Joaquim Agostinho

Personal information
- Full name: Joaquim Agostinho da Silva Ribeiro
- Date of birth: 15 September 1975 (age 50)
- Place of birth: Paços de Ferreira, Portugal
- Height: 1.78 m (5 ft 10 in)
- Position: Winger

Youth career
- 1986–1990: Paços Ferreira
- 1990–1993: Vitória Guimarães

Senior career*
- Years: Team / Apps / (Gls)
- 1993–1995: Vitória Guimarães / 27 / (1)
- 1995–1996: Real Madrid B / 2 / (1)
- 1996: → Sevilla (loan) / 0 / (0)
- 1996–1997: Salamanca / 19 / (1)
- 1997–1998: Las Palmas / 36 / (7)
- 1998–2002: Málaga / 93 / (8)
- 2001–2002: → Paris Saint-Germain (loan) / 4 / (0)
- 2002–2003: Moreirense / 24 / (1)
- 2003–2004: Poli Ejido / 32 / (1)
- 2004–2005: Felgueiras / 30 / (7)
- 2005–2007: Rio Ave / 13 / (1)
- 2007–2008: Valdevez / 30 / (0)
- 2008–2010: Palencia / 70 / (6)
- Total:  / 379 / (34)

International career
- 1995–1996: Portugal U20 / 13 / (4)
- 1996–1997: Portugal U21 / 7 / (0)

Medal record
Men's football
Representing Portugal
FIFA U-20 World Cup
| Third place | 1995 Qatar |  |

= Agostinho (footballer) =

Portuguese footballer

Joaquim Agostinho da Silva Ribeiro (born 15 September 1975 in Paços de Ferreira), known as Agostinho, is a Portuguese retired footballer who played as a winger.

He spent most of his professional career in Spain, playing 182 matches (with 18 goals) in the two major levels. In his country, without really settling anywhere, he represented five clubs, totalling only 63 appearances in the Primeira Liga.

==Club career==
After impressing as a youngster at Vitória Sport Clube in Guimarães, Agostinho moved abroad aged 20, but his first experience would be a very unhappy one, only appearing twice for Real Madrid Castilla and Sevilla FC combined. He would spend the following three seasons in the Spanish second division, consecutively with UD Salamanca, UD Las Palmas and Málaga CF; with the latter, in 1998–99, he teamed up with compatriot Edgar (also newly signed and also arrived from Real Madrid) to propel the Andalusians to La Liga, contributing with 38 matches and three goals.
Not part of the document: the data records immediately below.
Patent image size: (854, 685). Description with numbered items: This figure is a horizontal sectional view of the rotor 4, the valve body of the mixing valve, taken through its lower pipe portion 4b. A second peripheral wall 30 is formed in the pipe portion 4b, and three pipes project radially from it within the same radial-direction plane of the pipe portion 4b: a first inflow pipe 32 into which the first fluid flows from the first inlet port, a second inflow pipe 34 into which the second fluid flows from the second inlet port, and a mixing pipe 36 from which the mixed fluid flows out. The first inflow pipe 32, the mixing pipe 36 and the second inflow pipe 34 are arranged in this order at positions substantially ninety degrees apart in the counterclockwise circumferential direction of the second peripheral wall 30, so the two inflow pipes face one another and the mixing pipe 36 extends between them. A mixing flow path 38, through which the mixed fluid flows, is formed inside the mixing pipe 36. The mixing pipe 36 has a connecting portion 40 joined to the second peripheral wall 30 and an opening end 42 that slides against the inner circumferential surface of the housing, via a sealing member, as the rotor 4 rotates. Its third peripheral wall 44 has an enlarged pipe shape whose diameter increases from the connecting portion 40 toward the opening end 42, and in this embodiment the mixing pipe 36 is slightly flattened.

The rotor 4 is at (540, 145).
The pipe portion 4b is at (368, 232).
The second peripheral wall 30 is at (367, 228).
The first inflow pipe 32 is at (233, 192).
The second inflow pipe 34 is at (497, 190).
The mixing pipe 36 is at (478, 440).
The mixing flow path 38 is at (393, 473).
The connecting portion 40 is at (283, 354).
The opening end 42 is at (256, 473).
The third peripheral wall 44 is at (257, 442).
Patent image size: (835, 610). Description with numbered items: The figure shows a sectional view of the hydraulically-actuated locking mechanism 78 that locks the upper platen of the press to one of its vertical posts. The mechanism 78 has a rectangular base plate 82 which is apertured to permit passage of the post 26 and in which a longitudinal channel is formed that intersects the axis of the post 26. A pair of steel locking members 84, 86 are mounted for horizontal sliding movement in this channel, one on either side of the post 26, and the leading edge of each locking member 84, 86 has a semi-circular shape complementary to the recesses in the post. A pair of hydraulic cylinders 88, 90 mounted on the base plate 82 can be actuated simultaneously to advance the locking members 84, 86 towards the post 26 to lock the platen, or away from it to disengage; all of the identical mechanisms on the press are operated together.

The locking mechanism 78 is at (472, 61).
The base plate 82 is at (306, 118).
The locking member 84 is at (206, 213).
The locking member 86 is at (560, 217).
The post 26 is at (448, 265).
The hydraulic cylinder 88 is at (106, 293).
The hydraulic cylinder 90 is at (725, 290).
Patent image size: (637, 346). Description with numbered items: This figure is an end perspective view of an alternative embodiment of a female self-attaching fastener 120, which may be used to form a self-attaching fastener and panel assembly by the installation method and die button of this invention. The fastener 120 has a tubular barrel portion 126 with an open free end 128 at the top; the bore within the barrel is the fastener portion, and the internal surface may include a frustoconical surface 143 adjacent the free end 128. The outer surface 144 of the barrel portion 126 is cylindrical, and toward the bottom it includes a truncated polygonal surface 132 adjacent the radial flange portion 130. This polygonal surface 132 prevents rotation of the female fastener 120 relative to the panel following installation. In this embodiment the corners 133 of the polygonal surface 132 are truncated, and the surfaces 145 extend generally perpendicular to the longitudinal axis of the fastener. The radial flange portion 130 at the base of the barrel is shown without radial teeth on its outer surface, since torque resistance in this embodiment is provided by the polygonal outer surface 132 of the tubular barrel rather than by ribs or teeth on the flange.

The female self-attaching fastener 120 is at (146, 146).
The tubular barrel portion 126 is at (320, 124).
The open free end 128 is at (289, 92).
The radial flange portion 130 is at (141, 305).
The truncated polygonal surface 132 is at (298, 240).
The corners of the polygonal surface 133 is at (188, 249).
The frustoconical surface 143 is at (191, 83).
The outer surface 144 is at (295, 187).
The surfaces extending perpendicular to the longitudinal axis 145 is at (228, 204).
Agostinho continued to appear significantly for Málaga in the following years, but also had an unassuming loan spell in France with Paris Saint-Germain FC, after which he was released in June 2002. His career was somewhat unnoticeable from then onwards, as he played mainly in Spain's and Portugal's second levels or with modest teams in the top flight, consecutively representing Moreirense FC, Polideportivo Ejido, F.C. Felgueiras and Rio Ave FC. He only played 14 competitive games in two full campaigns with the latter, and was released at the age of 32.

Agostinho then moved to the Portuguese third division with C.A. Valdevez, after which he again returned to Spain, joining CF Palencia in the fourth tier and helping it promote in his debut season. He left the club in June 2010 and retired shortly after, at nearly 35.